There’s a classical theory of polylogarithms, which are the functions

$z \mapsto \sum_{r \geq 1} \frac{z^r}{r^s}$

on the complex plane. Here $s$ is a complex parameter. When $s = 1$, we recover the ordinary logarithm, essentially: it’s $z \mapsto -\log(1 - z)$.

Kontsevich’s note, and the paper of Elbaz-Vincent and Gangl in which Kontsevich’s note was published as an appendix, are both interested in “finite polylogarithms”. These are polynomials of the form

$\sum_{0 \lt r \lt p} \frac{x^r}{r^s}$

for integers $s \geq 1$. I know very little about this work — but its starting point is the case $s = 1$ that comes out of the theory of entropy mod $p$.

Finally, what’s the homological connection? We got into this a bit in the conversation Charles Rezk and I had on another recent post, and my comment there gives some links to related work. But the simplest thing to say is this.

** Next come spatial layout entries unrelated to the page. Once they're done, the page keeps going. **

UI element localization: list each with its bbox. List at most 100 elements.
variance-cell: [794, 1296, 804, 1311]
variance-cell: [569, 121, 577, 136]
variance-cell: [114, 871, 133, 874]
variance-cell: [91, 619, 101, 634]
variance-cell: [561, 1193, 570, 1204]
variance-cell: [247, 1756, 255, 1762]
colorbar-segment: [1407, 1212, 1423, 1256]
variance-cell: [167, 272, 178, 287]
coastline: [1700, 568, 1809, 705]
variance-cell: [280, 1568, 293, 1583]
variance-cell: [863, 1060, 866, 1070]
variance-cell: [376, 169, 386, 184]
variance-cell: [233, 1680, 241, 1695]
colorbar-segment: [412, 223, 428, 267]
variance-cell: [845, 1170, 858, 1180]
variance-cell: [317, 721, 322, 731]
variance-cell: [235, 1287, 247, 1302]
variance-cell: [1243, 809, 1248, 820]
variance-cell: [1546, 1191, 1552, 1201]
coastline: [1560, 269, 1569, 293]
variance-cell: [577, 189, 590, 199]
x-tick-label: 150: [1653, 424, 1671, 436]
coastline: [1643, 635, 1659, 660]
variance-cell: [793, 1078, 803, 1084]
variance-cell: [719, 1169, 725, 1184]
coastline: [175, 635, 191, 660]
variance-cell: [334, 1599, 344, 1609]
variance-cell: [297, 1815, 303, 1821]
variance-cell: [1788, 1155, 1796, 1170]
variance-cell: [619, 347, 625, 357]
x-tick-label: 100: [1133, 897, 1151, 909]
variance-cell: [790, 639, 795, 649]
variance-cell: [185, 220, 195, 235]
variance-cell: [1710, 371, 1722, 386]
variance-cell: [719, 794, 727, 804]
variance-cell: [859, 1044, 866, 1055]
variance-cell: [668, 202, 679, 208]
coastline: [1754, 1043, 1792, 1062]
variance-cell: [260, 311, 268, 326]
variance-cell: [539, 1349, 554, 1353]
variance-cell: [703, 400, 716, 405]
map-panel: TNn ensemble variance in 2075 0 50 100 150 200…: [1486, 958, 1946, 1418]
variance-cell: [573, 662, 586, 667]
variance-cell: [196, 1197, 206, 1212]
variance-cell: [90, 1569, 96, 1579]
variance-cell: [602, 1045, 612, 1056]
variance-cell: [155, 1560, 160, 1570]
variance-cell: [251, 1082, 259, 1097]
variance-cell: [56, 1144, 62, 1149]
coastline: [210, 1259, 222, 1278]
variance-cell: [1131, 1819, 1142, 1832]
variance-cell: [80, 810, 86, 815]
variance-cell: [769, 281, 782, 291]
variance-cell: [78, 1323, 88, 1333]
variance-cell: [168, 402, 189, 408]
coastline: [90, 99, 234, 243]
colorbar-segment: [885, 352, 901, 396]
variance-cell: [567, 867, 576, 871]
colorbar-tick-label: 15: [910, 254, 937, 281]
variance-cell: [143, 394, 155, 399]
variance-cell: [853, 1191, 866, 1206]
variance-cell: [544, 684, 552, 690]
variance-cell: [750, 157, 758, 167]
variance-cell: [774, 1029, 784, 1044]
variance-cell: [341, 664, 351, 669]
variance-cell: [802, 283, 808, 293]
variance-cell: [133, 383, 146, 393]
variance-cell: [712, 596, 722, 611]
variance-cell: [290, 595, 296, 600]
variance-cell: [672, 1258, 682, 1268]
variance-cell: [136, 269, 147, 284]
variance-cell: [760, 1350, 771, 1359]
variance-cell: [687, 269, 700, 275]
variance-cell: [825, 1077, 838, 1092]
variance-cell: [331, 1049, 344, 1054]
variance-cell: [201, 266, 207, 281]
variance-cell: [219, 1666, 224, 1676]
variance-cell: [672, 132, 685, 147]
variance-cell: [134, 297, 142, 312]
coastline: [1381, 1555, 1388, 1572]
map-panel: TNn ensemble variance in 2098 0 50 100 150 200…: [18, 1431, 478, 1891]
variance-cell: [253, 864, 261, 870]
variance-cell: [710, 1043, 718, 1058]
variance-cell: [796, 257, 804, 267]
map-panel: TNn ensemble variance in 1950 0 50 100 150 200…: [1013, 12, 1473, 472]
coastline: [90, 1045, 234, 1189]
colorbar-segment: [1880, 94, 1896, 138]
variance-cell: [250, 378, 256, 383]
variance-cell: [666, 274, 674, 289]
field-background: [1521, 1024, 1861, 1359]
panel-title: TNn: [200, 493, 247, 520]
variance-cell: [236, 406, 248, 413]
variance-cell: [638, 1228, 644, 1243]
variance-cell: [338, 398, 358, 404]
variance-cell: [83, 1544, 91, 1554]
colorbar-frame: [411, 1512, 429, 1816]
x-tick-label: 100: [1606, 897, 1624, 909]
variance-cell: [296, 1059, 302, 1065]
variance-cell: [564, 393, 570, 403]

Consider the entropy polynomials $h(x_1, x_2, \ldots, x_n)$. We looked at the cases $n = 1$ and $n = 2$. What about $n = 3$? It turns out that

$h(x, y, z) = h(x, y) + h(x + y, z).$

It’s obvious from the definition of $h$ that it’s a symmetric polynomial, so also

$h(x, y, z) = h(y, z) + h(x, y + z).$

Putting together these two equations gives

$h(x, y) - h(x, y + z) + h(x + y, z) - h(y, z) = 0.$

In other words, $h$ is a cocycle! And it can be shown that it’s a
nontrivial cocycle — that is, you *can’t* find a $j$ satisfying

$h(x, y) = j(x) - j(x + y) + j(y).$

Work by people including Cathelineau, Kontsevich, Elbaz-Vincent, Gangl, Bennequin and Baudot exploits this homological connection (references here), but as I don’t know much about all that, I’ll stop there.

## Re: Entropy mod p

They go on to show how negative probabilities can be used (“what they are for”).

What I’m lacking is a demonstration of how probabilities mod $p$, and entropy mod $p$, can be used.